1.2 Teror

“Pocong itu bentuknya gimana?”

“Barusan lo nyadar nanya apaan?”

Lelaki itu menoleh sebelum mengangguk penuh semangat diselingai seringai, menampakkan kerutan-kerutan halus di bibirnya. Membuat sang teman menggeleng, tiba-tiba saja bagian bawah kulit lengannya merasakan hawa dingin di sekelilingnya, padahal cuaca malam ini biasa saja malah cenderung normal.

“Gue kepo. Lo kan, paham begituan,” katanya bernada enteng.

Yuta meliriknya skeptis, masih dengan gelengannya. “Nanya Siyeon aja jangan gue.”

“Dih, pelit amat lo.”

“Bukan pelit, tapi pertanyaan lo aneh. Ini malam Jum’at, tolol.”

“Halah, mau Jum’at atau kagak, sama aja.” Lagi-lagi perkataannya bernada enteng, seolah tak takut dengan mitos yang beredar secara luas bahwa malam Jum’at itu rawan akan cerita yang berbau mistis. Lelaki ini mempercayainya, cuma tidak begitu menanggapi dengan serius. Justru dia tertarik ingin menggali lebih dalam setiap cerita, penasaran terkait kebenarannya.

“Pocong aslinya itu gede, tinggi, dan terbang bukan loncat,” sahut si gadis bersurai panjang itu.

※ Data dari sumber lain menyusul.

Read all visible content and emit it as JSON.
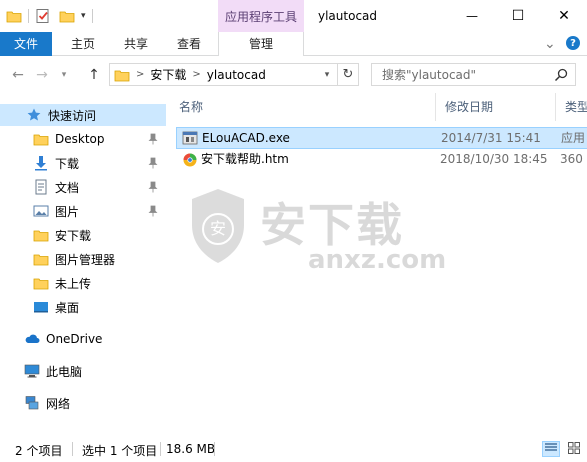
{
  "window": {
    "title": "ylautocad",
    "context_header": "应用程序工具",
    "minimize_glyph": "—",
    "maximize_glyph": "☐",
    "close_glyph": "✕"
  },
  "ribbon": {
    "tabs": [
      {
        "label": "文件"
      },
      {
        "label": "主页"
      },
      {
        "label": "共享"
      },
      {
        "label": "查看"
      },
      {
        "label": "管理"
      }
    ],
    "collapse_glyph": "⌄",
    "help_glyph": "?"
  },
  "address": {
    "crumbs": [
      "安下载",
      "ylautocad"
    ],
    "search_placeholder": "搜索\"ylautocad\""
  },
  "nav": {
    "items": [
      {
        "label": "快速访问",
        "icon": "star-icon",
        "selected": true
      },
      {
        "label": "Desktop",
        "icon": "folder-icon",
        "pinned": true
      },
      {
        "label": "下载",
        "icon": "download-icon",
        "pinned": true
      },
      {
        "label": "文档",
        "icon": "document-icon",
        "pinned": true
      },
      {
        "label": "图片",
        "icon": "picture-icon",
        "pinned": true
      },
      {
        "label": "安下载",
        "icon": "folder-icon"
      },
      {
        "label": "图片管理器",
        "icon": "folder-icon"
      },
      {
        "label": "未上传",
        "icon": "folder-icon"
      },
      {
        "label": "桌面",
        "icon": "desktop-icon"
      },
      {
        "label": "OneDrive",
        "icon": "cloud-icon"
      },
      {
        "label": "此电脑",
        "icon": "computer-icon"
      },
      {
        "label": "网络",
        "icon": "network-icon"
      }
    ]
  },
  "columns": {
    "name": "名称",
    "modified": "修改日期",
    "type": "类型"
  },
  "files": [
    {
      "name": "ELouACAD.exe",
      "modified": "2014/7/31 15:41",
      "type": "应用",
      "icon": "exe-icon",
      "selected": true
    },
    {
      "name": "安下载帮助.htm",
      "modified": "2018/10/30 18:45",
      "type": "360",
      "icon": "html-file-icon",
      "selected": false
    }
  ],
  "watermark": {
    "text": "安下载",
    "url": "anxz.com",
    "badge": "安"
  },
  "status": {
    "count": "2 个项目",
    "selected": "选中 1 个项目",
    "size": "18.6 MB"
  },
  "colors": {
    "accent": "#1979ca",
    "selection": "#cce8ff",
    "selection_border": "#99d1ff",
    "context_tab": "#f2dcf7"
  }
}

Lantas lelaki di depan Yuta semakin tertarik ingin tahu kisah si pocong. “Terus, terus.”

Siyeon menarik pandangan ke arah Yuta yang kini menggeleng keras sebagai imbauan agar dia berhenti menuruti keingintahuan Jimin.

“Buruan, Yeon, jelasin lagi.” Namun, sepertinya lelaki ini masih penasaran tentang kelanjutannya. Jimin sampai menarik tangan Siyeon supaya bercerita lagi padanya. “Lebih sereman mana sama kuntianak?”

Siyeon terkekeh kecil. “Seriusan lo? Dua-duanya sama-sama serem, Jim. Tapi pocong lebih bau dan sukanya muncul di tempat sepi, apalagi kalau lo lagi sendirian gitu. Paling iseng juga, sukanya ngeludah, pokoknya jangan sampai deh, lo kena ludahnya karena baunya busuk abis.”

“Lo pernah digituin?”

“Amit-amit, dah.” Pundaknya bergetar merinding sekaligus risih membayangkan posisinya terludahi oleh pocong. “Mukanya tuh item, hancur banget. Dibandingkan kuntilanak yang kadang bisa jadi cantik, pakai pakaian sinden gitu.”

“Widih, keren dong, kuntilanaknya.”

“Ngawur. Keren dari mananya coba? Yang ada serem, iya,” timpal Taehyung melototinya horor. “Lo tuh, jangan sok berani deh, segala nanya soal setan. Mendingan makan tuh, ayam yang teranggurin.”

“Bawel lo, Tae. Gue penasaran malah disuruh diem.”

“Penasaran lo nggak mutu, anjir!” Dilemparnya tisu kotor ke muka Jimin. Pas banget posisi dia mau ngomong, jadi sebagian tisu masu ke mulutnya. Lelaki itu pun mengumpat, setelah membuangnya, giliran dia balas melempar tisu bekasnya yang basah sehingga terjadilah insiden lempar tisu di meja McDonalds pada malam tersebut.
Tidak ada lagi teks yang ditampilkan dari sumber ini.